Originally, immigrants that passed through New York were processed at the Castle Garden Immigration Depot, which at the time was located in Manhattan. The busiest day in the history of Ellis Island came on April 17th, 1907 when over 11,700 immigrants were processed at the station. At times, the number of immigrants passing through the station was so vast that some had to sleep there for several nights before it was their turn to be processed. They were given makeshift bunk beds, but the station lacked the funding to provide all of the immigrants with blankets, and many of them suffered through the cold of the night with just the clothes on their back.
The Immigration Center continued to process incoming immigrants after 1924, but that year marked the period of time when Ellis Island primarily became a detention and deportation processing center. The same island that had been the final stop for many on their way into America had become their first stop on the way out.

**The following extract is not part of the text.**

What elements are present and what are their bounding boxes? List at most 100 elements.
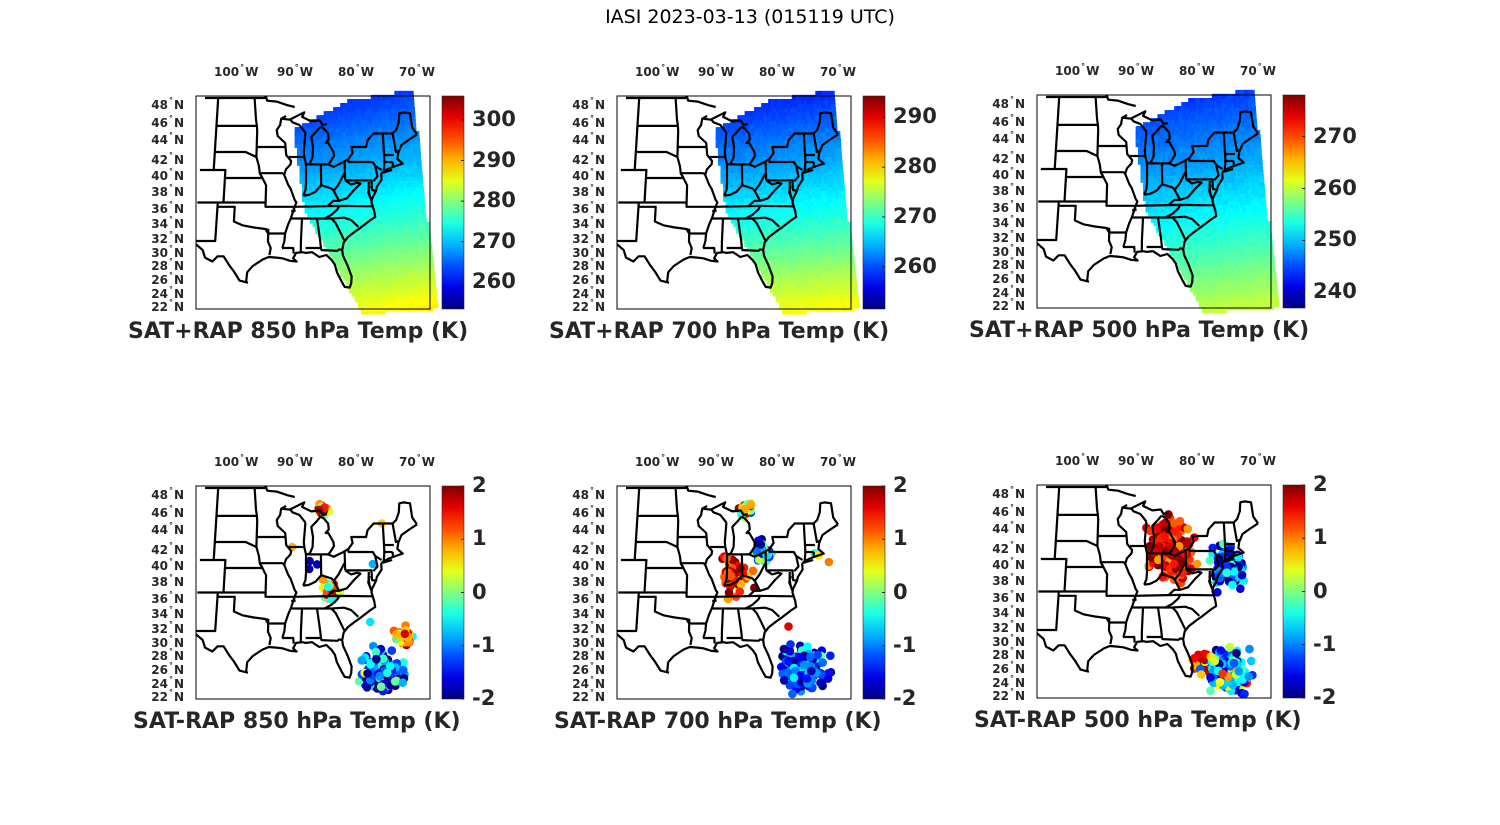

One of the biggest myths surrounding Ellis Island is that officials asked immigrants to change their names on their way into the US against their wishes. However, there are no records to suggest that this practice was a frequent occurrence, and most historians have stated that those that changed their names on their way into the country did so on their own accord, likely to avoid persecution once they entered the United States.
Ellis Island played a huge role in American History. Nearly 33% of Americans can trace our ancestry through the immigration station at Ellis Island at one time or another. Today, a museum is located inside of the old Immigration Station, documenting the history that took place there.